理由として大きいのは、次のような点です。

  • オンプレミス運用ができる
  • データ管理を自社主導で行いやすい
  • 外部連携やカスタマイズがしやすい
  • 自社運用を前提に設計しやすい

単に「無料チャット」というよりも「自社でコントロールしながら運用したい」という企業と相性が良い製品として選ばれることが増えています。
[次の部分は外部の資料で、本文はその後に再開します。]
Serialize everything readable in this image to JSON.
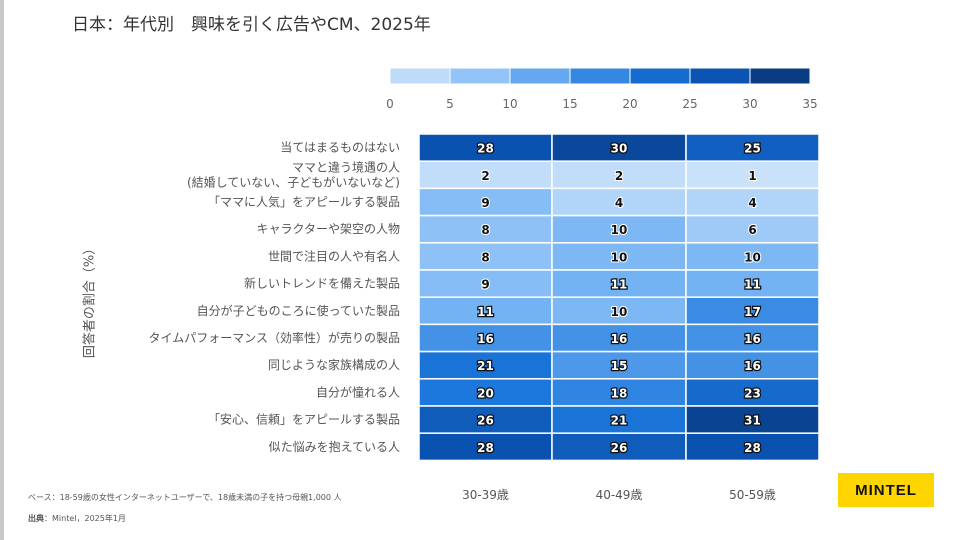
{
  "title": "日本：年代別　興味を引く広告やCM、2025年",
  "chart_data": {
    "type": "heatmap",
    "title": "日本：年代別　興味を引く広告やCM、2025年",
    "ylabel": "回答者の割合（%）",
    "columns": [
      "30-39歳",
      "40-49歳",
      "50-59歳"
    ],
    "rows": [
      "当てはまるものはない",
      "ママと違う境遇の人\n(結婚していない、子どもがいないなど)",
      "「ママに人気」をアピールする製品",
      "キャラクターや架空の人物",
      "世間で注目の人や有名人",
      "新しいトレンドを備えた製品",
      "自分が子どものころに使っていた製品",
      "タイムパフォーマンス（効率性）が売りの製品",
      "同じような家族構成の人",
      "自分が憧れる人",
      "「安心、信頼」をアピールする製品",
      "似た悩みを抱えている人"
    ],
    "values": [
      [
        28,
        30,
        25
      ],
      [
        2,
        2,
        1
      ],
      [
        9,
        4,
        4
      ],
      [
        8,
        10,
        6
      ],
      [
        8,
        10,
        10
      ],
      [
        9,
        11,
        11
      ],
      [
        11,
        10,
        17
      ],
      [
        16,
        16,
        16
      ],
      [
        21,
        15,
        16
      ],
      [
        20,
        18,
        23
      ],
      [
        26,
        21,
        31
      ],
      [
        28,
        26,
        28
      ]
    ],
    "colorbar": {
      "range": [
        0,
        35
      ],
      "ticks": [
        0,
        5,
        10,
        15,
        20,
        25,
        30,
        35
      ],
      "colors": [
        "#d3e6fb",
        "#0a2f6b"
      ]
    },
    "legend": "top"
  },
  "footer": {
    "base": "ベース：18-59歳の女性インターネットユーザーで、18歳未満の子を持つ母親1,000 人",
    "source_label": "出典",
    "source": "：Mintel，2025年1月"
  },
  "logo": "MINTEL"
}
また最近は、SaaSサービスとの連携を前提に、オンプレ環境と組み合わせながら運用するケースもあります。
例えば、チャットハブ↗のように、各種SaaSや通知サービスとチャットを連携する仕組みをくみあわせながら運用することも可能です。

「無料だから導入」は逆に失敗しやすい

OSSチャットは無料版があるため、「コスト削減目的」で検討されることがあります。
ただ実際には、無料だけを理由に導入すると運用がうまくいかないケースもあります。

なぜなら、OSSチャットは「完成済みサービス」というより、「自社に合わせて設計・運用していくツール」に近いからです。

例えば、

  • どうチャンネルを整理するか
  • 権限をどう分けるか
  • 通知をどう最適化するか
  • 他システムとどう連携するか

この設計次第で、使いやすさが大きく変わります。

小さく試しながら導入する企業も増えている

実際には、最初から全社導入する企業ばかりではありません。

例えば、次のような形でお試しから始めることも多いです。

  • 開発部門だけで試す
  • 情シス内で利用する
  • 一部プロジェクトで運用する
  • 検証環境として導入する

その中で、「意外と運用しやすい」「オンプレのほうが安心できる」「既存運用と合わせやすい」という流れから、徐々に利用範囲が広がることもあります。

まとめ

OSSチャットが注目されている理由は、単純な「無料化」だけではなく、次のような企業変化があります。

  • コスト見直し
  • オンプレ・クラウド併用
  • セキュリティ要件
  • 自社運用のしやすさ

特に最近は、「SaaSをそのまま使う」だけではなく、「どこまで自社でコントロールするか」を重視する企業が増えています。
その流れの中で、Mattermost のようなOSSチャットが、改めて比較対象として挙がるケースが増えている印象です。

まずは「無料で使えるか」だけではなく、「自社運用に合うか」という視点で整理してみると、方向性が見えやすくなるかもしれません。